The precedent, called the Chevron doctrine, instructed judges across the country to defer to federal agencies’ interpretation of the laws passed by Congress even when the agencies’ rules had no clear basis in the written text.

Friday’s ruling puts the onus on Congress to pass clearer, more specific policies, and gives individual Americans, as well as companies or religious organizations, more power to challenge the federal rules they take issue with.

But it also gives more power to judges to interpret challenged policies on everything from health care to natural resources to religious freedom, judges who typically won’t know nearly as much about these topics as federal officials.

The Supreme Court decision that could rock Utah

Supreme Court overturns Chevron doctrine

The Supreme Court’s six more conservative justices formed the majority in the court’s two Chevron cases, while the three more liberal justices worked together on a dissent.

Justices in the majority said that, as it’s been applied over time, the Chevron doctrine has led the legal system further and further away from the true meaning of the Administrative Procedure Act, which governs the work of federal agencies.

“The deference that Chevron requires of courts reviewing agency action cannot be squared with the APA,” wrote Chief Justice John Roberts in the majority opinion.

The dissent from Justice Elena Kagan, which was joined in full by Justice Sonia Sotomayor and in part by Justice Ketanji Brown Jackson (who had to recuse herself from one of the two cases because she heard it while serving on the D.C. Circuit), argued that Friday’s ruling will make the federal government less effective.

“Congress knows that it does not — in fact cannot — write perfectly complete regulatory statutes.
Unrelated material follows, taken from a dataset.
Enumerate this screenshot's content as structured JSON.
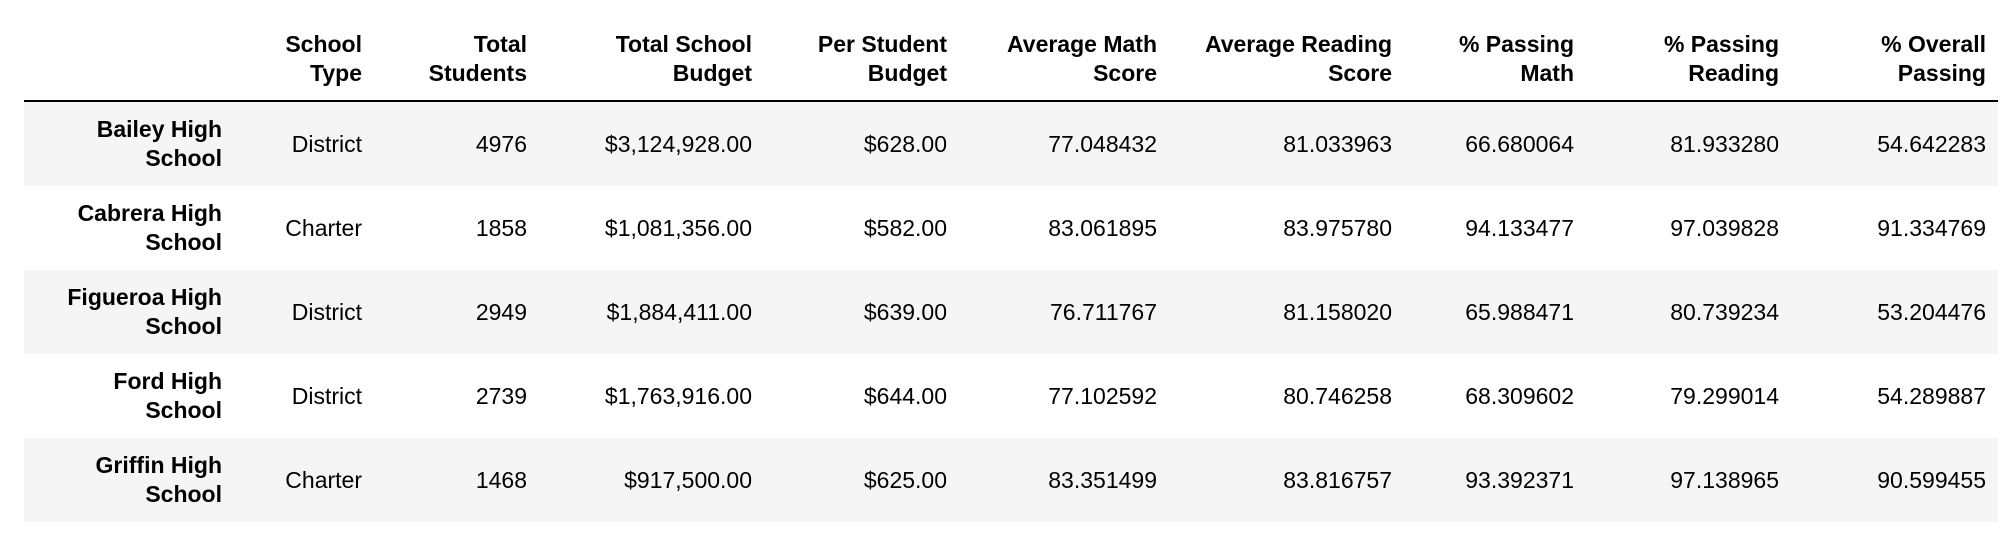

It knows that those statutes will inevitably contain ambiguities that some other actor will have to resolve, and gaps that some other actor will have to fill. And it would usually prefer that actor to be the responsible agency, not a court,” Kagan wrote.

Kagan added that Friday’s ruling will disrupt four decades of legal work, potentially throwing all sorts of past rulings related to Chevron deference into question.
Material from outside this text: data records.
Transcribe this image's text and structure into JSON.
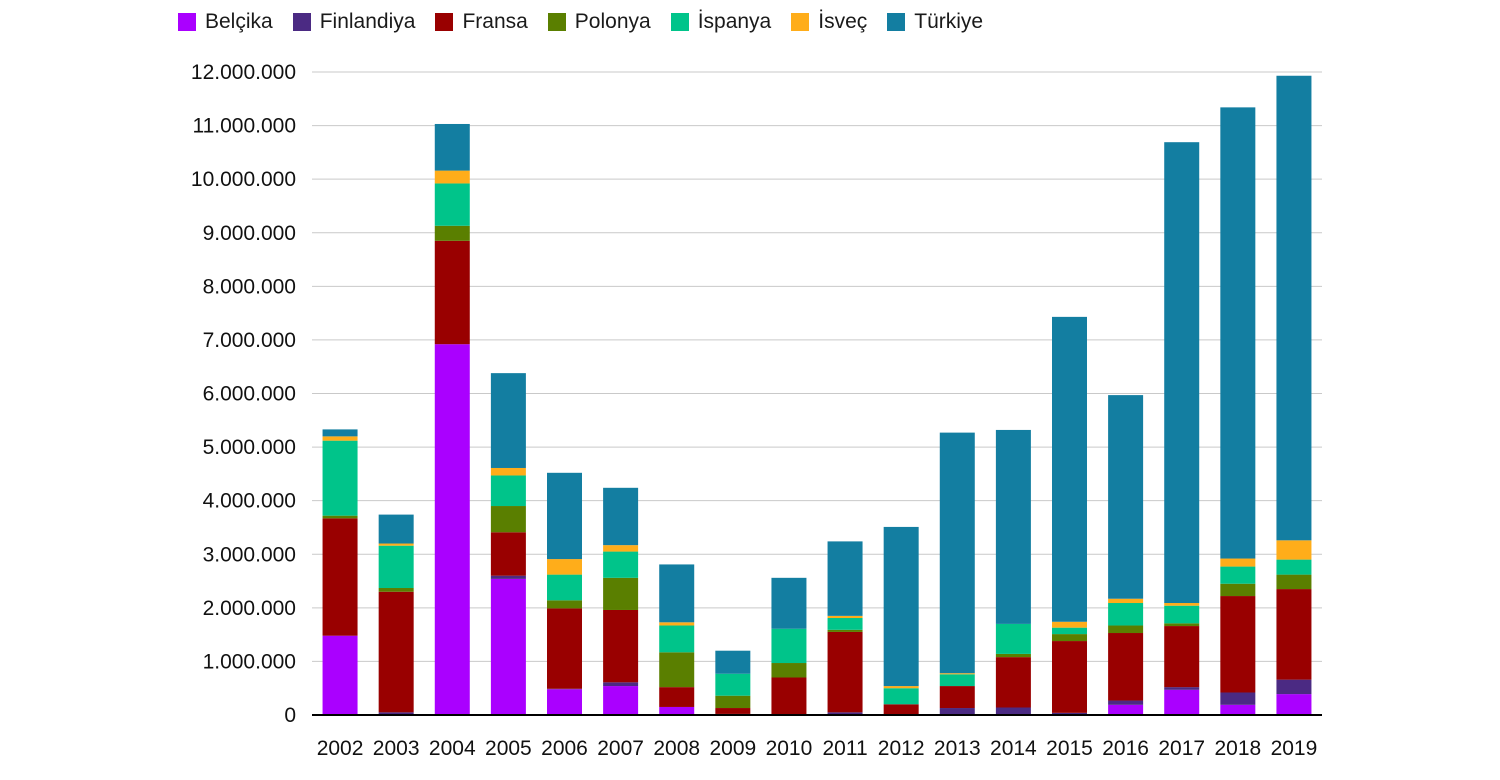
{
  "chart_data": {
    "type": "bar",
    "stacked": true,
    "categories": [
      "2002",
      "2003",
      "2004",
      "2005",
      "2006",
      "2007",
      "2008",
      "2009",
      "2010",
      "2011",
      "2012",
      "2013",
      "2014",
      "2015",
      "2016",
      "2017",
      "2018",
      "2019"
    ],
    "series": [
      {
        "name": "Belçika",
        "color": "#aa00ff",
        "values": [
          1480000,
          0,
          6920000,
          2540000,
          480000,
          540000,
          150000,
          0,
          0,
          0,
          0,
          0,
          0,
          0,
          190000,
          470000,
          190000,
          390000
        ]
      },
      {
        "name": "Finlandiya",
        "color": "#4b2a83",
        "values": [
          0,
          50000,
          0,
          60000,
          10000,
          70000,
          0,
          20000,
          10000,
          50000,
          10000,
          130000,
          140000,
          40000,
          80000,
          50000,
          230000,
          270000
        ]
      },
      {
        "name": "Fransa",
        "color": "#990000",
        "values": [
          2190000,
          2250000,
          1930000,
          810000,
          1500000,
          1350000,
          370000,
          110000,
          690000,
          1500000,
          190000,
          410000,
          940000,
          1340000,
          1260000,
          1140000,
          1800000,
          1690000
        ]
      },
      {
        "name": "Polonya",
        "color": "#5a7f00",
        "values": [
          50000,
          70000,
          280000,
          490000,
          150000,
          600000,
          650000,
          230000,
          270000,
          40000,
          0,
          0,
          60000,
          130000,
          140000,
          50000,
          230000,
          270000
        ]
      },
      {
        "name": "İspanya",
        "color": "#00c48a",
        "values": [
          1400000,
          790000,
          790000,
          570000,
          480000,
          490000,
          500000,
          410000,
          640000,
          220000,
          300000,
          220000,
          560000,
          120000,
          420000,
          330000,
          320000,
          280000
        ]
      },
      {
        "name": "İsveç",
        "color": "#ffad1a",
        "values": [
          80000,
          40000,
          240000,
          140000,
          290000,
          120000,
          60000,
          0,
          0,
          40000,
          40000,
          20000,
          0,
          110000,
          80000,
          50000,
          150000,
          360000
        ]
      },
      {
        "name": "Türkiye",
        "color": "#137ea1",
        "values": [
          130000,
          540000,
          870000,
          1770000,
          1610000,
          1070000,
          1080000,
          430000,
          950000,
          1390000,
          2970000,
          4490000,
          3620000,
          5690000,
          3800000,
          8600000,
          8420000,
          8670000
        ]
      }
    ],
    "y_ticks": [
      "0",
      "1.000.000",
      "2.000.000",
      "3.000.000",
      "4.000.000",
      "5.000.000",
      "6.000.000",
      "7.000.000",
      "8.000.000",
      "9.000.000",
      "10.000.000",
      "11.000.000",
      "12.000.000"
    ],
    "ylim": [
      0,
      12000000
    ],
    "ystep": 1000000,
    "grid": true,
    "legend_position": "top",
    "xlabel": "",
    "ylabel": "",
    "title": ""
  }
}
“Shifting views about the worth of regulatory actors and their work do not justify overhauling a cornerstone of administrative law,” she wrote.

Roberts attempted to address this concern in the majority opinion, arguing that the court’s new “interpretive methodology” does not justify reopening old debates.

“We do not call into question prior cases that relied on the Chevron framework. The holdings of those cases that specific agency actions are lawful — including the Clean Air Act holding of Chevron itself — are still subject to statutory stare decisis despite our change in interpretive methodology,” the majority opinion said.

Roberts also reflected on the concern that Friday’s ruling will take power away from policy experts and give it to judges who may know a lot about the law but little about the ins and outs of the fishing industry or the Food and Drug Administration’s approach to vetting new drugs.

He said that, moving forward, judges’ role will not be to create new laws but to decide whether federal agencies have stayed within their lane.


“When a particular statute delegates authority to an agency consistent with constitutional limits, courts must respect the delegation, while ensuring that the agency acts within it. But courts need not and under the APA may not defer to an agency interpretation of the law simply because a statute is ambiguous,” the majority opinion said.

Fishermen lawsuit

Friday’s ruling resolved two cases brought by commercial fishermen. The fishermen had challenged the Chevron doctrine as they fought against a rule requiring them to transport and pay researchers who were tasked by the government to research overfishing, as the Deseret News previously reported.

The fishermen lost at the appellate level because of the 1984 Chevron ruling. Judges cited it while deferring to federal officials’ interpretation of a fishing-related law called the Magnuson-Stevens Act.

The fishermen appealed to the Supreme Court, asking them to overturn the Chevron doctrine and rule in their favor. On Friday, that’s exactly what the court did.